Author: Deborah Heiligman
Type: Non-fiction, single subject
Full title: Charles and Emma: The Darwins’ Leap of Faith
I read it: January 2013
Having just finished reading the Origin, it was opportune to receive this book from my mom as a birthday present. It’s a lovely biography of Darwin which focuses on his personal life as much as on his scientific work. We get to know Charles and Emma quite well, along with the children and other family members. Charles was a sickly person, constantly under the weather, which makes his strong (almost fanatical) work ethic admirable. The couple were dealt crippling blows with the death of three children (out of ten total).
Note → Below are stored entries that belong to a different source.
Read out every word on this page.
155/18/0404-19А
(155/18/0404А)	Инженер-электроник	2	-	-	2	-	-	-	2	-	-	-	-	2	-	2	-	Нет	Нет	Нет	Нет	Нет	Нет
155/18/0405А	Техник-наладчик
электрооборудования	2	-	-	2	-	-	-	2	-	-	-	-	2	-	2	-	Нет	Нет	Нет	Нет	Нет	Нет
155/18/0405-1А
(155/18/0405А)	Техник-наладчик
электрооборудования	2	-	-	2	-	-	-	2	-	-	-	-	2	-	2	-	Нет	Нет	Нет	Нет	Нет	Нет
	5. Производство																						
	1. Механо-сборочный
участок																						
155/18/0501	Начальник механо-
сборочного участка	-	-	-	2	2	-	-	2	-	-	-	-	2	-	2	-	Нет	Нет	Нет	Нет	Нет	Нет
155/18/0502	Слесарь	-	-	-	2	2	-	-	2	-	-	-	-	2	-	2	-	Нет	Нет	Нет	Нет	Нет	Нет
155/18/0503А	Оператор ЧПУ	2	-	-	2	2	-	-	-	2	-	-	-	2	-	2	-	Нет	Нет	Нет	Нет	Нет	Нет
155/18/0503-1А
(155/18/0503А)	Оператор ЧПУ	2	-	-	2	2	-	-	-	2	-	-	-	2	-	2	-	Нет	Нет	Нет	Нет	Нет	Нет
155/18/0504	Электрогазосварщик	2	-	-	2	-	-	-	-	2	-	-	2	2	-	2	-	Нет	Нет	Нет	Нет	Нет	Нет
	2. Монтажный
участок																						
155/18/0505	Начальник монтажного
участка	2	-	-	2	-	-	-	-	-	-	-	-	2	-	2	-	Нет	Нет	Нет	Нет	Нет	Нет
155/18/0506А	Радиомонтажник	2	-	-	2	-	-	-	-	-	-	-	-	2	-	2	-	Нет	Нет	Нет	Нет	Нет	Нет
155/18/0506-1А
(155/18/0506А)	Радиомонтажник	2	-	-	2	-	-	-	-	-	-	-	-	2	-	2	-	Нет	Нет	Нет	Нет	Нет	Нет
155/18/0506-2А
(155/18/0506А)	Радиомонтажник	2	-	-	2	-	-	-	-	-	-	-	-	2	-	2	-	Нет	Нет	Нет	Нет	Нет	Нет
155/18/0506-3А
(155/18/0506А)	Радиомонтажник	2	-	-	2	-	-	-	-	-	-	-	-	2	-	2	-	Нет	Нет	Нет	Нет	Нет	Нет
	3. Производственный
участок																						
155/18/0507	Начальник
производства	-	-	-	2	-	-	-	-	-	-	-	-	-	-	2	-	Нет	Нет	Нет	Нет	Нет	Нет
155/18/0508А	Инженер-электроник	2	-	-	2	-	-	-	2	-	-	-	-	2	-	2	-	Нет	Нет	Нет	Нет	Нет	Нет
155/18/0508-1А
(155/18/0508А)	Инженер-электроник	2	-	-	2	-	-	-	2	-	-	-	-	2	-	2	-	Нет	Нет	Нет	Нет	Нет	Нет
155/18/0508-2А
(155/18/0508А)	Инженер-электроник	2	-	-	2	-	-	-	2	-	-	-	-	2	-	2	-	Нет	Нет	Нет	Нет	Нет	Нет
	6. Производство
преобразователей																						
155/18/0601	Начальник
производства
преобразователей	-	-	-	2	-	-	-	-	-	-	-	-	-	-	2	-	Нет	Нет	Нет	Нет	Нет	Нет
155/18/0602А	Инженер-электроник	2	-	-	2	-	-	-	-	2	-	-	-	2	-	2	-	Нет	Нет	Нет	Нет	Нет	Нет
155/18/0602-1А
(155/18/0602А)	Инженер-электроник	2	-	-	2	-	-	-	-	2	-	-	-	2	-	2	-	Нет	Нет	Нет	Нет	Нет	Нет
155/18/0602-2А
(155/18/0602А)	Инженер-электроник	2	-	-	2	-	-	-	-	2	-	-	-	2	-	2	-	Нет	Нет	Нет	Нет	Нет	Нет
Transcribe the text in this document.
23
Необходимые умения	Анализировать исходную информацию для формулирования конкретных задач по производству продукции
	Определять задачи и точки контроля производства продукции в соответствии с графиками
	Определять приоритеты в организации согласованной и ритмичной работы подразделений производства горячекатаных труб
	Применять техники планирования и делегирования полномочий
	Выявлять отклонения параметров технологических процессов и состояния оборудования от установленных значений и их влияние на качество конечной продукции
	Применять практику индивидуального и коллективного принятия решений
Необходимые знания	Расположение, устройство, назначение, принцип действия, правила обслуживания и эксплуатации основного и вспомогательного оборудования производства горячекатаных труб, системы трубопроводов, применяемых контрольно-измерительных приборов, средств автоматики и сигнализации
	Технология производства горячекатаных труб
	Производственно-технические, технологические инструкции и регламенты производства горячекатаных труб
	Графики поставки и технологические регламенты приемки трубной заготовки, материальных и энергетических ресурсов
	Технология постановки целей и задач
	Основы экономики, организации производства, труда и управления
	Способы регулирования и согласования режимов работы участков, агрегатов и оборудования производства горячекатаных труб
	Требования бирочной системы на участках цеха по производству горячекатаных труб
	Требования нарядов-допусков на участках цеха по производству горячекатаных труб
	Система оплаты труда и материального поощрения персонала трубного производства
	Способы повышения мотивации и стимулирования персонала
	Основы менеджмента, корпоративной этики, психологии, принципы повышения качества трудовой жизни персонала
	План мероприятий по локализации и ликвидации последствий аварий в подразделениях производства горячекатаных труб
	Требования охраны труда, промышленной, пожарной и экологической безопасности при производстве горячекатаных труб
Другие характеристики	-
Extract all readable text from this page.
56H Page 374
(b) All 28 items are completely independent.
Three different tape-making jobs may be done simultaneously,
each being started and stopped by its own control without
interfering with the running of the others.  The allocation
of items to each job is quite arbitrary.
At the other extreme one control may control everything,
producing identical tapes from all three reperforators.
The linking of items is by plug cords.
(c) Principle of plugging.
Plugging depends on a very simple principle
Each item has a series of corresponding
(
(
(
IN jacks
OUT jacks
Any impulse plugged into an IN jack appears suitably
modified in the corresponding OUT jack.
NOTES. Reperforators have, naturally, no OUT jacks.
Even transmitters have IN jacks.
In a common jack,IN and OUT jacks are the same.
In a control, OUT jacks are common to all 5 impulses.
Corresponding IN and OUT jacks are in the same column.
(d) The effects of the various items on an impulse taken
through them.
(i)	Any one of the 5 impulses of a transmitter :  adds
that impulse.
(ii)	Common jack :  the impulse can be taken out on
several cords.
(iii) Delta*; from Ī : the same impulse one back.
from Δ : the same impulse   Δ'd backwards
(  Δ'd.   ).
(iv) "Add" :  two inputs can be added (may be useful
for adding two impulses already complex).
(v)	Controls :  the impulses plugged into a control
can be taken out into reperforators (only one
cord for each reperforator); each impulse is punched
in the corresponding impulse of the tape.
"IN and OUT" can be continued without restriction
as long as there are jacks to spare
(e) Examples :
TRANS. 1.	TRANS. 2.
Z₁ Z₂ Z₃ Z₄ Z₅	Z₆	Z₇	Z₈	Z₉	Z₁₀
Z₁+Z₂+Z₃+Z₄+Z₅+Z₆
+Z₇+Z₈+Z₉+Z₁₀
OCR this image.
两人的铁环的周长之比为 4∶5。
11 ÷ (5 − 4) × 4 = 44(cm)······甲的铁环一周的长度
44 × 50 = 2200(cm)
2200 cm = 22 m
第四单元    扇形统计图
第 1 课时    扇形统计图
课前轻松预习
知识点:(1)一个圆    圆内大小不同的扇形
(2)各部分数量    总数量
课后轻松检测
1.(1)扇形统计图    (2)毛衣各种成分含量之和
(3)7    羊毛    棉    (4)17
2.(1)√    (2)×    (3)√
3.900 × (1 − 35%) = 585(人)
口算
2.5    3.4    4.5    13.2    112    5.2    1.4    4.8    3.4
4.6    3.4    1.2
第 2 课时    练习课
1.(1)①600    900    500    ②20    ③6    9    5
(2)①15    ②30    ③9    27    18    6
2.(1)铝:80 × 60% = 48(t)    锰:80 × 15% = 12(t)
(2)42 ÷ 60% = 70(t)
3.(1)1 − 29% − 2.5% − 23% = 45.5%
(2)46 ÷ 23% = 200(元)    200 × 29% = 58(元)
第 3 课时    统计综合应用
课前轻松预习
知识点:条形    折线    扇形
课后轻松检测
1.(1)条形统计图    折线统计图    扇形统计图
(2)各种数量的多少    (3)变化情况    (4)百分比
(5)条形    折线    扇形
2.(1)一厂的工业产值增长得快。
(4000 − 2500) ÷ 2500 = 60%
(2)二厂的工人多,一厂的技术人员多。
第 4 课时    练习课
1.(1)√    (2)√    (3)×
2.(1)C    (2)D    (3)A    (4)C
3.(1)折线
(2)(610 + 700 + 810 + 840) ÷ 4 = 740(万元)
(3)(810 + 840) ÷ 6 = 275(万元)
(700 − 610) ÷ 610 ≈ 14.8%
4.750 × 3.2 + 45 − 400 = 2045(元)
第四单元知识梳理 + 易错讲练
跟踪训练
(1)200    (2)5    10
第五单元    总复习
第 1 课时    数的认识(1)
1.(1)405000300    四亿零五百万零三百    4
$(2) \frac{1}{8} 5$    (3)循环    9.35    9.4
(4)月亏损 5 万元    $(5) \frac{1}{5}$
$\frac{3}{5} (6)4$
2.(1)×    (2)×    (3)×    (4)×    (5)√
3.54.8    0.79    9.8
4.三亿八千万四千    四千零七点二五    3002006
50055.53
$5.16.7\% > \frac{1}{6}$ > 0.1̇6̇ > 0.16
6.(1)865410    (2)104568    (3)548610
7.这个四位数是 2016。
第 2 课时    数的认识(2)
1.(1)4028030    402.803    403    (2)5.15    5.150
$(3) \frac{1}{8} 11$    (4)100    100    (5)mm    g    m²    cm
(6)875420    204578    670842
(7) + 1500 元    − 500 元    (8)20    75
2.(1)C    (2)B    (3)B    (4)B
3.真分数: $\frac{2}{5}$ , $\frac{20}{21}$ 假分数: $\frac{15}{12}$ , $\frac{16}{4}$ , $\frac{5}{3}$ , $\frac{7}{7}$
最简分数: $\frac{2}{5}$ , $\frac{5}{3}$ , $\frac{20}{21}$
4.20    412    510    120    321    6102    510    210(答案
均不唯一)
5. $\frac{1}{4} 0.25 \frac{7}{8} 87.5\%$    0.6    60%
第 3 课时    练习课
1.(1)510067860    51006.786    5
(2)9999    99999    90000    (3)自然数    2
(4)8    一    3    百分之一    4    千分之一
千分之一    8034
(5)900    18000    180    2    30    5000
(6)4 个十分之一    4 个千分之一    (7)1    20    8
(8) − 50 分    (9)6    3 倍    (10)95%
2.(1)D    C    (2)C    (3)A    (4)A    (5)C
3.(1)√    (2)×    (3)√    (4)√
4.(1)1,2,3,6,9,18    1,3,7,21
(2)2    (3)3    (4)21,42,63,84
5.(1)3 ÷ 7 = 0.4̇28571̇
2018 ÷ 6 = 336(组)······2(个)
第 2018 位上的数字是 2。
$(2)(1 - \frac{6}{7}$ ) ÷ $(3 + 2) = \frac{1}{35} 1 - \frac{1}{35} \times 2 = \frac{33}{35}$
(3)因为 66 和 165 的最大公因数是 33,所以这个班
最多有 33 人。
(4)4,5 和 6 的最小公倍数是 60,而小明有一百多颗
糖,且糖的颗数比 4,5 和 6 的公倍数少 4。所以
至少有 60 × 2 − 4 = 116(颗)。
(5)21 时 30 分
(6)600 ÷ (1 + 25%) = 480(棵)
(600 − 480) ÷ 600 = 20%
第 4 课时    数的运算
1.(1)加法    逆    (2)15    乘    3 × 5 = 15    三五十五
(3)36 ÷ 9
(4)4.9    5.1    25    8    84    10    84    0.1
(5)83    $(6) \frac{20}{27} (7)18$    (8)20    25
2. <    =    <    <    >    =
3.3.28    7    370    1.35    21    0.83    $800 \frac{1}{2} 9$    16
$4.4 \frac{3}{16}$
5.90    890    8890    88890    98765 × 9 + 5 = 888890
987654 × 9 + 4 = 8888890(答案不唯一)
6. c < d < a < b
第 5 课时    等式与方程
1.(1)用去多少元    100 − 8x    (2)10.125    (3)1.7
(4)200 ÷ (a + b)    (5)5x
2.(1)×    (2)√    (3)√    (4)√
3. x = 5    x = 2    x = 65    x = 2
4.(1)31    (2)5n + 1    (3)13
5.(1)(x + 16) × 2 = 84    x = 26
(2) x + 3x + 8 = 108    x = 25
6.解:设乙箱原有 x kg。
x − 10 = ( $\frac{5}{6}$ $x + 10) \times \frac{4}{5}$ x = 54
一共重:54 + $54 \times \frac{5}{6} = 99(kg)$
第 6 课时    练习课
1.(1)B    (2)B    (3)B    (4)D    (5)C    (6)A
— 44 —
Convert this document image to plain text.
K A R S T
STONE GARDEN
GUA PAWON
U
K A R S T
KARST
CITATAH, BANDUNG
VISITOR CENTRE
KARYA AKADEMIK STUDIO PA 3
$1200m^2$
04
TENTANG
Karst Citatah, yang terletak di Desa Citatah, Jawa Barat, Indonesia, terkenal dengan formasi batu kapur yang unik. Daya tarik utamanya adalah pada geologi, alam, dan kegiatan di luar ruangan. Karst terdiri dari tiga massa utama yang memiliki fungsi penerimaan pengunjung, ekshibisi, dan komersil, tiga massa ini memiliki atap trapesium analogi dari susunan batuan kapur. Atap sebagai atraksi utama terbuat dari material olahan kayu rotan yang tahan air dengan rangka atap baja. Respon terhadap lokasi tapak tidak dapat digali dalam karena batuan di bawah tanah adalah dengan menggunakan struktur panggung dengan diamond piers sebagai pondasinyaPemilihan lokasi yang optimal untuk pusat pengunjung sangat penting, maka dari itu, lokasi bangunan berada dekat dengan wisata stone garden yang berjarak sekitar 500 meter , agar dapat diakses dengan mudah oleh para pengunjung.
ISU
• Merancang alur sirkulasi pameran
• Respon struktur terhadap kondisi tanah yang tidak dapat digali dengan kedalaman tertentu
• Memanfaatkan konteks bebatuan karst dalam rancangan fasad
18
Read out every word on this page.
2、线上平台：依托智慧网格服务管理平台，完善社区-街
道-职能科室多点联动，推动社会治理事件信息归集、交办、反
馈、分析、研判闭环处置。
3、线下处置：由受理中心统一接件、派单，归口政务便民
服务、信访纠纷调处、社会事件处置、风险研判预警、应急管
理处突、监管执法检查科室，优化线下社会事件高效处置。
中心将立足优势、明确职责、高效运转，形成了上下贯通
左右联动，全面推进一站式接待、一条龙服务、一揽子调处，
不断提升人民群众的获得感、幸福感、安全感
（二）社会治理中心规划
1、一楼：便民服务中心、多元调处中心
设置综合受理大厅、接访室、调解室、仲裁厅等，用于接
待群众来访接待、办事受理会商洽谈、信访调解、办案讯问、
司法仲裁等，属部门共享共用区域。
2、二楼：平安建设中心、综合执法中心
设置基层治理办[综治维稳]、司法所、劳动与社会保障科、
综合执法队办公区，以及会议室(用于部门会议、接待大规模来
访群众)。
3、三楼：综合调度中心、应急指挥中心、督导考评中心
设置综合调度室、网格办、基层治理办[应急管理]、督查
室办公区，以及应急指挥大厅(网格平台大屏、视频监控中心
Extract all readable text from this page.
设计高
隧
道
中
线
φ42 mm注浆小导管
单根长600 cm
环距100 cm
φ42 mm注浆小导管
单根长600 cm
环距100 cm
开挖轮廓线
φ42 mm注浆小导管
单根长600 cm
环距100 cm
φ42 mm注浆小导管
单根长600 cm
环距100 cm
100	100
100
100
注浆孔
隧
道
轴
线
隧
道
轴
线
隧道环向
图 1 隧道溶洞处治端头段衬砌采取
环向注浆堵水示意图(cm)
Indeed, they were burying a young son on the day that Charles’ friends were reading the first joint Darwin-Wallace paper to the Linnaean Society.
The largest topic is the difference of religious belief between Charles and Emma. They were both forward-thinking individuals, and Charles was extremely reluctant to upset the status quo with his radical ideas. Emma helped act as editor and adviser, and since she maintained a belief in heaven and at least some form of Christian god, she was a appropriate first reader. It was sweet that the two could reconcile their differences and remain intellectually honest while at the same time sharing a life together. The book makes it clear that they while they were required to attend parties from time to time given their upper-class lifestyle, they each preferred home life and were loath to be the center of controversy surrounding Darwin’s work. That being said, Darwin at one point was receiving over 700 letters per year from both fans and critics alike, and he responded to almost every one of them.
I highly recommend this book to anyone interested in the life of Charles Darwin. It apparently won an award for young adult non-fiction, which I did not even know was a genre. It would make a great addition to any family’s shelf.